Which of the following problems can be reduced to the Hamiltonian path problem?

Question

I'm taking the Algorithms: Design and Analysis II class, one of the questions asks:

Assume that P ≠ NP. Consider undirected graphs with nonnegative edge lengths. Which of the following problems can be solved in polynomial time?

Hint: The Hamiltonian path problem is: given an undirected graph with n vertices, decide whether or not there is a (cycle-free) path with n - 1 edges that visits every vertex exactly once. You can use the fact that the Hamiltonian path problem is NP-complete. There are relatively simple reductions from the Hamiltonian path problem to 3 of the 4 problems below.
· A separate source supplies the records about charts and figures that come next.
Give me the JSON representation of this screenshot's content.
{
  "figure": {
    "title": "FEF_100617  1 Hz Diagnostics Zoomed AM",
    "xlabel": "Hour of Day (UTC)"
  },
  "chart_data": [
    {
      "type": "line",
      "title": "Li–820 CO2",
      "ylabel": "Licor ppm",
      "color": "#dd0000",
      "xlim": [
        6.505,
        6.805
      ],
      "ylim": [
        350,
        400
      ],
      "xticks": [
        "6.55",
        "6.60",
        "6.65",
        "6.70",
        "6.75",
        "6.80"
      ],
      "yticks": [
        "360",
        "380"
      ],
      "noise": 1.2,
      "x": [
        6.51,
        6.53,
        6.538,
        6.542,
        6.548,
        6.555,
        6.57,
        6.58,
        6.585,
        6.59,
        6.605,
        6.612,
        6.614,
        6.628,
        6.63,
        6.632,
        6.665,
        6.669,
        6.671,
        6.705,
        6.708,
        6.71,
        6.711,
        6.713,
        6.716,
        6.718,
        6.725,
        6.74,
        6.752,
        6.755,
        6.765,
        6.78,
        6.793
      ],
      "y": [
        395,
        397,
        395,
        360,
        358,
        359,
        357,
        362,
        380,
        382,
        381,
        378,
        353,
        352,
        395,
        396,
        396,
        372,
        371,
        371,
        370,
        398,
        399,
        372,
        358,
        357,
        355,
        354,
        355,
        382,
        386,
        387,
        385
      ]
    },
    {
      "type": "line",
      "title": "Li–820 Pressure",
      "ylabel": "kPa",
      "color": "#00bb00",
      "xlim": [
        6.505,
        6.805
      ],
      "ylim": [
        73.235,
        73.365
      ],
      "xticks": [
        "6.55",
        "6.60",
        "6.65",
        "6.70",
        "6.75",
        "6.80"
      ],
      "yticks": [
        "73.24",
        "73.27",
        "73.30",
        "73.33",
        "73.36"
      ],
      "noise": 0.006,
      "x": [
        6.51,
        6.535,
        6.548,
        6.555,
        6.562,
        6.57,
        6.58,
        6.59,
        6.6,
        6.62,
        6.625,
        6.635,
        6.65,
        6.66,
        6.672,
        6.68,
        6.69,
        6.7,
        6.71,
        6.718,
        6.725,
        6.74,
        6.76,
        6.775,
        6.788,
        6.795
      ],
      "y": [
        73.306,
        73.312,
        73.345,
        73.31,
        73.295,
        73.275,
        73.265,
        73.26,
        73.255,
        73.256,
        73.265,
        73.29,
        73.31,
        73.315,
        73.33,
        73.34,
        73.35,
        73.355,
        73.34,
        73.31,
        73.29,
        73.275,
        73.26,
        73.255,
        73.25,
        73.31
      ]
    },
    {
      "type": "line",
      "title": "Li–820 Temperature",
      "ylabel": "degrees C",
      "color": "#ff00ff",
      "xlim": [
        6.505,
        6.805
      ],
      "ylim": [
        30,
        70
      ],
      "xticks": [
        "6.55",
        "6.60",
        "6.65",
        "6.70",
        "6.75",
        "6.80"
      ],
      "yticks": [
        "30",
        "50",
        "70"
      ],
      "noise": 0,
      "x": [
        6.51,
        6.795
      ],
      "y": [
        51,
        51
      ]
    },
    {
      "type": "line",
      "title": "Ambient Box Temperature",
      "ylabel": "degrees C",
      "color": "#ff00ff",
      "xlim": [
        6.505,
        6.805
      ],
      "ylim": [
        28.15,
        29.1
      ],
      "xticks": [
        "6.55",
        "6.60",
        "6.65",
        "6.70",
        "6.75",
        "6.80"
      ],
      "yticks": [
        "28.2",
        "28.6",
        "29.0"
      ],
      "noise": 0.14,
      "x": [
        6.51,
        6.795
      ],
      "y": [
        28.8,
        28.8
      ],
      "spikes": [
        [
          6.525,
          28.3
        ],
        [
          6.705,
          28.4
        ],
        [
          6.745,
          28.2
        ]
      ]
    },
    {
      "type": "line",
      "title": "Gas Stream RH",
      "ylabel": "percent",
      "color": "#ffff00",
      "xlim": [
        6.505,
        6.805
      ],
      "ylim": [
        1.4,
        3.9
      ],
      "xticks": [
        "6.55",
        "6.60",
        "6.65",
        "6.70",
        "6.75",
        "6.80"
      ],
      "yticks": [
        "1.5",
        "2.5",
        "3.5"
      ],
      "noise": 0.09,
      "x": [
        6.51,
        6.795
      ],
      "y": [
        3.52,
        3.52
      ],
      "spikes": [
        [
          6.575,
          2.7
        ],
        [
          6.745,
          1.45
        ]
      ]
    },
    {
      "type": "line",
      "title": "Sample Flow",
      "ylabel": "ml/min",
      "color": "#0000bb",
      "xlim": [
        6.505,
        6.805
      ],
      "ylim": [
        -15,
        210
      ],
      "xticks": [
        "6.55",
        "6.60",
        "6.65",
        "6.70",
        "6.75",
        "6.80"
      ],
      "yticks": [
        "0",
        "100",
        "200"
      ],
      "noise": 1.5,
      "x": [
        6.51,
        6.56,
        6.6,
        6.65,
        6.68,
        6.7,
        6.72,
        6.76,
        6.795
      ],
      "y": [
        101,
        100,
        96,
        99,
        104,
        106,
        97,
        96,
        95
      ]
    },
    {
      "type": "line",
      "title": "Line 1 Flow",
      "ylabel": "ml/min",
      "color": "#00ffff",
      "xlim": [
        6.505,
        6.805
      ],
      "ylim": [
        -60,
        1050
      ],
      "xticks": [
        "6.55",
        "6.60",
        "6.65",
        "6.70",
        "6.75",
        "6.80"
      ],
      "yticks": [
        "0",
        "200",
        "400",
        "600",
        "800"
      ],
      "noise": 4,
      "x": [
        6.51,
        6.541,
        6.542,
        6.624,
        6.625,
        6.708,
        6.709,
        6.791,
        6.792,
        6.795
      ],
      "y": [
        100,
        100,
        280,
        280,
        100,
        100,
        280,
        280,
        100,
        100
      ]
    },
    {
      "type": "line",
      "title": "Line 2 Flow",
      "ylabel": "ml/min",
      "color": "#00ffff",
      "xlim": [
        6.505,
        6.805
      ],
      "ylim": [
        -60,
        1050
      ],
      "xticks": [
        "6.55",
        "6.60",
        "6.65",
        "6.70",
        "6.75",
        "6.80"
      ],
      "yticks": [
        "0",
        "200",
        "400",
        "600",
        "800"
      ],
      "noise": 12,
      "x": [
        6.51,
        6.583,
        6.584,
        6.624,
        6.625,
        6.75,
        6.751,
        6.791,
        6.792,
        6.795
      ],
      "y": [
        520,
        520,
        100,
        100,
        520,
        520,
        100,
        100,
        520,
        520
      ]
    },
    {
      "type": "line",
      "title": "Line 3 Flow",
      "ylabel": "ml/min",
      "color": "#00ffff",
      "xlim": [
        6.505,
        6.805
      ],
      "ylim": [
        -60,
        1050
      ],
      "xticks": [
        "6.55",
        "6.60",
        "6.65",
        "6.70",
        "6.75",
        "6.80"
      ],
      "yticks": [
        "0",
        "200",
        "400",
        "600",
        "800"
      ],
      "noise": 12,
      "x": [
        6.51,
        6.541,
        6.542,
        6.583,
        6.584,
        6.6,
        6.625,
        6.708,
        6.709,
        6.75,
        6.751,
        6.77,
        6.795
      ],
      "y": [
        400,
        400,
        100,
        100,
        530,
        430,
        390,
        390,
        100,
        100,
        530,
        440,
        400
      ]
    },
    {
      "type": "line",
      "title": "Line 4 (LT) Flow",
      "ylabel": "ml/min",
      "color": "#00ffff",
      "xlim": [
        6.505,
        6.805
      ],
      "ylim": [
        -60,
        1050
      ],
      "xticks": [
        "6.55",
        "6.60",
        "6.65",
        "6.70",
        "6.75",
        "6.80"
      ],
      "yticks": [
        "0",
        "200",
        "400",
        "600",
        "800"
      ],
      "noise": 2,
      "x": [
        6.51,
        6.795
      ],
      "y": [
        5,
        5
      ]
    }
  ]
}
• For a given source s and destination t, compute the length of a shortest s-t path that has exactly n - 1 edges (or +∞, if no such path exists). The path is allowed to contain cycles.
• Amongst all spanning trees of the graph, compute one with the smallest-possible number of leaves.
• Amongst all spanning trees of the graph, compute one with the minimum-possible maximum degree. (Recall the degree of a vertex is the number of incident edges.)
• For a given source s and destination t, compute the length of a shortest s-t path that has exactly n - 1 edges (or +∞, if no such path exists). The path is not allowed to contain cycles.

Notice that a Hamiltonian path is a spanning tree of a graph and only has two leaf nodes, and that any spanning tree of a graph with exactly two leaf nodes must be a Hamiltonian path. That means that the NP-Complete problem of determining whether a Hamiltonian path exists in a graph can be solved by finding the minimum-leaf spanning tree of the graph: the path exists if and only if the minimum-leaf spanning tree has exactly two leaves. Thus, problem 2 is NP-Complete.

Problem 3 is NP-Hard; here is a paper that proves that.

That means, between 1 and 4, one is NP-Complete, another is in P. It seems like problem 4 reduces trivially to the the Hamiltonian path problem, but I'm not able to understand how having a cycle makes it solvable? Or is it the other way?

Answer 1

For the first one you can use Dijkstra to get shortest even and odd distances possible. To this end for every vertex you need to store not a single minimum number, but two of them. One is minimum weight of an odd path, another one is for minimum weight of an even path. After you have these two lengths you can easily increase path length by even number of edges if cycles are allowed. So, the first problem is from P. Step-be-step algorithm would be:

1. Find shortest even and odd length paths.
2. Increase length of one of these paths which has the same parity as n-1 to n-1 by adding cycle of length 2 required number of times.